While the state has helped support maintaining short-line railroads on an intermittent basis, there is no ongoing line item in annual state budgets for freight rail.
“We’ve got to look for ways to get this freight off of our interstates and state highways,” said Sen. Steve Gooch, R-Dahlonega, the Senate bill’s chief sponsor. “There’s a role for the state in infrastructure investment.”
But in light of the state’s current budget crunch, the $25.9 billion fiscal 2021 budget lawmakers adopted last month does not include any funding for freight rail. The General Assembly cut state spending by $2.2 billion to help offset the economic impact of the coronavirus pandemic, leaving little room for new appropriations.
“[The legislation] creates a placeholder in the budget so that, as funding is identified, they have a place to start in the budget,” Josh Waller, director of policy and government affairs for the Georgia Department of Transportation, told members of the State Transportation Board Thursday.

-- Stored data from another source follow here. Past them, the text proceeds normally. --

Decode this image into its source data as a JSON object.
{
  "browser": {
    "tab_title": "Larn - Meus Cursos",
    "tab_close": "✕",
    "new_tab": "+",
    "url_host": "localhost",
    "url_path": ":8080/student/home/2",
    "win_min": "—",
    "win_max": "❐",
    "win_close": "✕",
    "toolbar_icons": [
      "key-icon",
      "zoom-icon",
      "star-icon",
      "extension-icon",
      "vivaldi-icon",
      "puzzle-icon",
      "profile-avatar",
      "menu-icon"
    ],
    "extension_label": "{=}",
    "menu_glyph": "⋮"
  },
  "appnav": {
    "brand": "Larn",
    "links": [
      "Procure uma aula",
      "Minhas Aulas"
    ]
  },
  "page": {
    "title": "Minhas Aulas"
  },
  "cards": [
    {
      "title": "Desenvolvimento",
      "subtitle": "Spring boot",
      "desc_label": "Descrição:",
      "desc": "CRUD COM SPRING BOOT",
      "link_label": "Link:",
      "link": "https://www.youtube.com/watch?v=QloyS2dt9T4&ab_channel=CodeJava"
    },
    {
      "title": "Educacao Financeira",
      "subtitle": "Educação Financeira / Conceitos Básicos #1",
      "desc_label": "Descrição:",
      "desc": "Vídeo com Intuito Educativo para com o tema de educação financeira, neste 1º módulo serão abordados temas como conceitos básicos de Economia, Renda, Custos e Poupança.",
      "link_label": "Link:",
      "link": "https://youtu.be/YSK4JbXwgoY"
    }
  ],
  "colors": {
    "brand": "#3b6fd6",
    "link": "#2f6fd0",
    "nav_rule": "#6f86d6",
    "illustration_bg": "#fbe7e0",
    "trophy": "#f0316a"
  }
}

Gooch said the two bills address the concerns brought up in the Sierra Club letter. He pointed to a provision in the measures requiring the Georgia commissioner of transportation to make sure any state funding of freight rail is for “a substantial public benefit” in compliance with the state constitution.
“Anything we do would have to pass the legal test,” Gooch said.
Waller said he doesn’t anticipate encountering any opposition from Kemp to signing the freight rail bill or any of the other DOT-requested legislation the General Assembly passed this year.